China celebrates 20 years of WTO membership

Industry News | | MIC Customs Solutions |

It is 20 years since China's accession to the WTO was granted.

A forum has been held to mark 20 years since China became the 143rd member of the World Trade Organization (WTO), with director-general Ngozi Okonjo-Iweala among those opening the ceremony.

She said this would mark the anniversary of a "pivotal event in the history of the multilateral trading system", something we'll take a look at in more detail here.

History of accession

China officially became a WTO member on December 11th 2001 following an incredible 15 years of negotiations. The country was granted accession provided it adhered to the most stringent and complex set of conditions ever imposed by the governing body.

For example, it had to reduce its overall tariff level from 43 per cent right down to ten per cent by 2005, which was one of the lowest levels in the world. Beijing was also told it must agree to rules that would see other WTO members able to impose trade remedies should there be any market disruptions.

Not every nation in the world was pleased to see China becoming a member, with dean of the China Institute for WTO Studies at the University of International Business and Economics in Beijing Tu Xinquan telling the Global Times some industries were "terrified" about a flood of foreign products onto world markets.

However, China remained determined to show it had what it took to become a fully functioning member and reiterated its commitment towards intertwining itself with the global economy even as those doubts were voiced.

Direct effects of WTO membership

There have certainly been some tangible benefits for both China and the world since its accession two decades ago. The Asian nation's international trade has grown six-fold and its total export value share leapt from 4.3 per cent to 15 per cent between 2001 and last year.

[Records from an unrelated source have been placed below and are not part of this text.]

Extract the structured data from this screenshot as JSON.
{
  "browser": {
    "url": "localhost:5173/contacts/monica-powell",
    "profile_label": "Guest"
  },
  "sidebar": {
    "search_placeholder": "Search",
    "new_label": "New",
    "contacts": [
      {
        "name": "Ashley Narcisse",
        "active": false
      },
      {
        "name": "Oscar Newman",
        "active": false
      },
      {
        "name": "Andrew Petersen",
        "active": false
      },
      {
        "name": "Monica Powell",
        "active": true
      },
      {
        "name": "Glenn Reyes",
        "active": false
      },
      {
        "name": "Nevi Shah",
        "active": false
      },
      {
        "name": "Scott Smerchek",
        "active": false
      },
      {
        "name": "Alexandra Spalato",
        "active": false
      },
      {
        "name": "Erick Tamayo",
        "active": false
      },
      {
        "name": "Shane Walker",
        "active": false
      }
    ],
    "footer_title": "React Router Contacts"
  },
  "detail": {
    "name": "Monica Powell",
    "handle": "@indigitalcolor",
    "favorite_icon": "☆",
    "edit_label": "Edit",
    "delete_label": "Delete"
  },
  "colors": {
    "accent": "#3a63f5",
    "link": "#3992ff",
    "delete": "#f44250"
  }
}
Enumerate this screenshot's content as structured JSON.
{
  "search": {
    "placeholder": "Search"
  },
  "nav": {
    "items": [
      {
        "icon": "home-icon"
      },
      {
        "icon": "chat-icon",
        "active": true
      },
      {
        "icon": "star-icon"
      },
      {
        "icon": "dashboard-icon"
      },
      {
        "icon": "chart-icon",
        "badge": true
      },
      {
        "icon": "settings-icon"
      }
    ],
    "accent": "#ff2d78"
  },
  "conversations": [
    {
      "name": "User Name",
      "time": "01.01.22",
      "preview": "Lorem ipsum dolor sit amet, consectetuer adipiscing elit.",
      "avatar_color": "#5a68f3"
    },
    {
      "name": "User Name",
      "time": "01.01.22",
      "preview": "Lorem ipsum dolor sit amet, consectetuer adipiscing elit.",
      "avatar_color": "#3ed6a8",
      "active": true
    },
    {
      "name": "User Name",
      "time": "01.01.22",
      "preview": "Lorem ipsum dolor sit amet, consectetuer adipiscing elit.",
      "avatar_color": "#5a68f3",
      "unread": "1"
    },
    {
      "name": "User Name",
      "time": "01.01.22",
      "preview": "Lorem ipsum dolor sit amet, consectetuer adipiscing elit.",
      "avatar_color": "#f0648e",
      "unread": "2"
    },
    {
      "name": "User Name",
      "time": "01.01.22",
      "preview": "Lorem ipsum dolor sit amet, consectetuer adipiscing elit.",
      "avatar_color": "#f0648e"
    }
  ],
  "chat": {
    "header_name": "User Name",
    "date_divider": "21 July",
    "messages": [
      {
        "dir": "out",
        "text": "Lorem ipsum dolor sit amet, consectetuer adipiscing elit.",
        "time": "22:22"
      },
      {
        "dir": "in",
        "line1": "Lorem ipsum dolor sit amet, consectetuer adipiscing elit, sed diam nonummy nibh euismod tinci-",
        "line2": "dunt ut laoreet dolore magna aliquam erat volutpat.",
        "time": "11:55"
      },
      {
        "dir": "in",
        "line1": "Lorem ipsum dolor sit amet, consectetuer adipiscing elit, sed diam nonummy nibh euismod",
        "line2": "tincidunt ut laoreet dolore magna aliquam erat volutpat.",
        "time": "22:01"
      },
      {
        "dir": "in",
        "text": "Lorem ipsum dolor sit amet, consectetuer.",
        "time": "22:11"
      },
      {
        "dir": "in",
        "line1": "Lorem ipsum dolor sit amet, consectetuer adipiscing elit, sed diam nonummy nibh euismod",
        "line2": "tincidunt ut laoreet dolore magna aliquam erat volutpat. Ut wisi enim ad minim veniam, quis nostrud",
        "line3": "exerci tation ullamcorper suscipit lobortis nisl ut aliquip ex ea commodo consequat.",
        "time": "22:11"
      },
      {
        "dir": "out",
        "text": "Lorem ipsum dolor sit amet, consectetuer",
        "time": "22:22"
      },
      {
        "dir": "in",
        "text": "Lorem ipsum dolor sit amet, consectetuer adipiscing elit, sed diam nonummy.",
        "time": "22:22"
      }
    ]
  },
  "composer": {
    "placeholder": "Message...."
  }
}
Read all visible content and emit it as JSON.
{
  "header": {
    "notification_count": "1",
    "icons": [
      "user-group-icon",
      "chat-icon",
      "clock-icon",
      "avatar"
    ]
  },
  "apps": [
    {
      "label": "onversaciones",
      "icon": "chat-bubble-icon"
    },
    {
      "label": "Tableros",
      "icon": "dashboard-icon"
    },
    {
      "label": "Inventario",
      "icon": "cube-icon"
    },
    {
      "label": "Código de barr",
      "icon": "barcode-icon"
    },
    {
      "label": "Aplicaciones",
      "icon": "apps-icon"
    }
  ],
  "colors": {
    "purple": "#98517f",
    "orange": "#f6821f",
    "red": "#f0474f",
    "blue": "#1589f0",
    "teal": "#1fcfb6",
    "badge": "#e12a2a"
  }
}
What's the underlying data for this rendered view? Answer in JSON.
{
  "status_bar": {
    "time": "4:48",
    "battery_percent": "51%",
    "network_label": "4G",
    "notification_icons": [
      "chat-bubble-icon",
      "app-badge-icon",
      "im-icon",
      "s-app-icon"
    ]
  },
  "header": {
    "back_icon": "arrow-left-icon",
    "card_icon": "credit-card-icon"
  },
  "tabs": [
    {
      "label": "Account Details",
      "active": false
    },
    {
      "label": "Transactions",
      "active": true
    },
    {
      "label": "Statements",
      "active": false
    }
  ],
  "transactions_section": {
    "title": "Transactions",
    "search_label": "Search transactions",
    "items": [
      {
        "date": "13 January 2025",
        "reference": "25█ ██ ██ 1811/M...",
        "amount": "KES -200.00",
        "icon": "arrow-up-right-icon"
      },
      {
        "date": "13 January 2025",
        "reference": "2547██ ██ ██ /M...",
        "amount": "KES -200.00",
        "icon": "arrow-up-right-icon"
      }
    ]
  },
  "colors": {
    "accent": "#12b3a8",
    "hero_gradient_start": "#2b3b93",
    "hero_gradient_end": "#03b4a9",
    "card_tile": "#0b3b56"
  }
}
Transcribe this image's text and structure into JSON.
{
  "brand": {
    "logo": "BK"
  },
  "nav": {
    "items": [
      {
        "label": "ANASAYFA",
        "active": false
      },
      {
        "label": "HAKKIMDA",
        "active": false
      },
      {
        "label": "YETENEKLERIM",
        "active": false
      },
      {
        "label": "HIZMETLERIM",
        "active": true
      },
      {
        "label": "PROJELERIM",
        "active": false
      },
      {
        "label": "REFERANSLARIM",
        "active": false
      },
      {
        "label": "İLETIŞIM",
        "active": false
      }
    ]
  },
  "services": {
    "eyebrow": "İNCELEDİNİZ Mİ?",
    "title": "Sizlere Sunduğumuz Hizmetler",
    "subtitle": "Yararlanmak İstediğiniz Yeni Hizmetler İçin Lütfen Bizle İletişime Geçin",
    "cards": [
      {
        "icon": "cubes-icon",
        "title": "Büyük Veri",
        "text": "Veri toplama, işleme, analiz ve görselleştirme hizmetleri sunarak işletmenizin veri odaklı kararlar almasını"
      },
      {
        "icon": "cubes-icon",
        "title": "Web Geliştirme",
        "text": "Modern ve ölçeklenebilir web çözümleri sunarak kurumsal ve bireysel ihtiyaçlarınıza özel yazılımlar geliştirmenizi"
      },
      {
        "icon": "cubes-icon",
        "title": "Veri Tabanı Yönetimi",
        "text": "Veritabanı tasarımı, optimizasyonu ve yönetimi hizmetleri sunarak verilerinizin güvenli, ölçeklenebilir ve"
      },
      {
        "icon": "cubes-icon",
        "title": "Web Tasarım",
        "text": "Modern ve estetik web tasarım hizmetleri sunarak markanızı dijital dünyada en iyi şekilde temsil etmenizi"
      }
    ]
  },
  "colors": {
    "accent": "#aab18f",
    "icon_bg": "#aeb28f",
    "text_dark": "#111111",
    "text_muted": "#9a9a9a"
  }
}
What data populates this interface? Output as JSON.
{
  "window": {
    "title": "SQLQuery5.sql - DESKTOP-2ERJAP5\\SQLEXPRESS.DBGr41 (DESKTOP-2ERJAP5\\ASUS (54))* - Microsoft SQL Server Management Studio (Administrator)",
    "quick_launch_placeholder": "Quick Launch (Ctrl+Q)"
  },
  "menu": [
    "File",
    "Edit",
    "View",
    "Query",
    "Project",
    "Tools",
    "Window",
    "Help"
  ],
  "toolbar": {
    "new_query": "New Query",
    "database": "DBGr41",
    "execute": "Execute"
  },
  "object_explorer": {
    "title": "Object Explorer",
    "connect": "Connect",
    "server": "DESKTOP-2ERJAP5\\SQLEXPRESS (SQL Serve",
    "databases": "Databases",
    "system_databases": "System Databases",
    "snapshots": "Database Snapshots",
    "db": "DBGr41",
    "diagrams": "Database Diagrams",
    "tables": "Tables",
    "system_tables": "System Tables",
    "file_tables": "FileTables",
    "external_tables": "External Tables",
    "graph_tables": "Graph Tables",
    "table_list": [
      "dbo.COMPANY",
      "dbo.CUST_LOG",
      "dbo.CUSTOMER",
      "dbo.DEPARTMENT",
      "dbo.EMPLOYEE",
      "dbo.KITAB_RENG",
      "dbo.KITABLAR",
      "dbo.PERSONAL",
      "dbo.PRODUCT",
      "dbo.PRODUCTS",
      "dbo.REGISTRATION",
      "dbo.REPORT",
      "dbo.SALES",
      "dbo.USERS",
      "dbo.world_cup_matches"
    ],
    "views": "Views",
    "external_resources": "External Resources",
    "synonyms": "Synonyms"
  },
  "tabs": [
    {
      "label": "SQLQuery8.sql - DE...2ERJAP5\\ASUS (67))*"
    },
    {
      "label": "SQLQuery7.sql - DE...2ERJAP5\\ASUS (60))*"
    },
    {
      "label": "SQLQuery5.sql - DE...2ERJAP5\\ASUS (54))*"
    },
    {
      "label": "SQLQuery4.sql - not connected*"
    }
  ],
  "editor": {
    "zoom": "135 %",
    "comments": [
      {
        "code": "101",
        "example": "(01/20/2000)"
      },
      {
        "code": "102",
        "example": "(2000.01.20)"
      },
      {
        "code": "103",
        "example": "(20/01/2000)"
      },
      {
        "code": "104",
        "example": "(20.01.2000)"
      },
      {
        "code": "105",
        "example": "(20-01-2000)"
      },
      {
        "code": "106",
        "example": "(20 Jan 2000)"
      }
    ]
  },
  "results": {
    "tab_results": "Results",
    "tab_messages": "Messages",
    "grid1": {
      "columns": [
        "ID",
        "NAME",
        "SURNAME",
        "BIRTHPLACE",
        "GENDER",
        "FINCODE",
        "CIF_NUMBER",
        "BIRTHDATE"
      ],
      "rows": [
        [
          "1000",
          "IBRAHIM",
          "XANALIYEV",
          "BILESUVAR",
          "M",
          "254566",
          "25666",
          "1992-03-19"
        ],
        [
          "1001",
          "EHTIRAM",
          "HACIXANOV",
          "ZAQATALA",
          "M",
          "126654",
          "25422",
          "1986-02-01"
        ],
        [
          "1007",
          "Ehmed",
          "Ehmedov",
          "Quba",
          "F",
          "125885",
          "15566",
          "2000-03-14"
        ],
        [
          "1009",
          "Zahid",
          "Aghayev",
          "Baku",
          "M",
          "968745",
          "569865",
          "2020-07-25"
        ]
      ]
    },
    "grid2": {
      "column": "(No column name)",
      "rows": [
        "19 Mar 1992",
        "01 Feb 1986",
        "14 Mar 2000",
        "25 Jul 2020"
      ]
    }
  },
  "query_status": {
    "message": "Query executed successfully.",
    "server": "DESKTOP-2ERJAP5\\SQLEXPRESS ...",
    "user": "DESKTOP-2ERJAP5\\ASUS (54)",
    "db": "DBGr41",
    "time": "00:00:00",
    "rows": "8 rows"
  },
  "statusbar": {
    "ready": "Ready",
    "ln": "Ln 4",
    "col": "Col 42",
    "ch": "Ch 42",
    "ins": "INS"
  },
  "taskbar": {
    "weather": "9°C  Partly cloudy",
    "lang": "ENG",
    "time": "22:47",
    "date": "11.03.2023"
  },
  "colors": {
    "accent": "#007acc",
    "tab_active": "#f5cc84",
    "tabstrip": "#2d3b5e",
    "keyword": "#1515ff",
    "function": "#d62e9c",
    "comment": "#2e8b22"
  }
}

At the same time, its import value grew from 3.9 per cent to 11.7 per cent, its GDP rose by an astonishing 816 per cent and it contributed almost 30 per cent to global economic growth.

For other nations, China lowered import tariffs for goods and shortened the customs clearance time for shipments heading towards its borders, creating greater convenience for businesses.

AmCham China President Alan Beebe told the Global Times all this has helped to generate more stability and predictability in the world economy, while Permanent Representative of China to the WTO Ambassador Chenggang Li said the nation is a "vital stabilizer" that is "charting a course for wider opening-up".

In Europe especially, China has become a key market thanks to tariff reductions and customs optimization, something that has allowed businesses there to expand and find greater access to receptive consumers.

Not always plain sailing

Despite all this success, there have been some instances where China has undeniably either stretched WTO rules or disregarded them. For example, it placed export restrictions on metals in 2011, while just last month it blocked all imports from Lithuania.

During a review of trade policy this year, the US and some other member states vented their frustration with Beijing and claimed it frequently subsidizes state-owned firms and coerces smaller governments to accept unfair trade practices.

The US in particular claimed China relentlessly exploits WTO loopholes and wilfully disregards its rules.

For its part, China's commerce minister Wang Wentao rebuffed these accusations and insisted his country remains committed to its membership and to fulfilling all obligations.

Meanwhile, supporters of China have pointed out that the rules of the WTO are becoming insufficient to provide adequate guidance for members - and that Beijing does technically comply with most WTO rulings whenever it is complained about, even if it is after some dragging of feet.

What's next for China and the WTO?

Even as China celebrates this 20-year milestone, there is still likely to be a bumpy road ahead in terms of its global trade relationships. Climate change in particular and the need to reduce carbon emissions are looking to be major sticking points, as is the ongoing pandemic.

Meanwhile, the US remains a major critic of Beijing and seems to be excluding it as it gathers together other WTO members in something akin to a protectionist clique.

In a 2017 report by the United States Trade Representative, it even went so far as to say it had "erred in supporting China's entry into the WTO".

It is perhaps true that Beijing could do more to ensure its trade practices adhere to WTO rules, but its commitment to and effects upon the organization cannot be denied.

Ms Okonjo-Iweala concluded: "The structural transformation triggered by accession-related reforms contributed to China's dynamic growth and modernization. For the WTO, welcoming China marked a significant step towards becoming a truly world organization."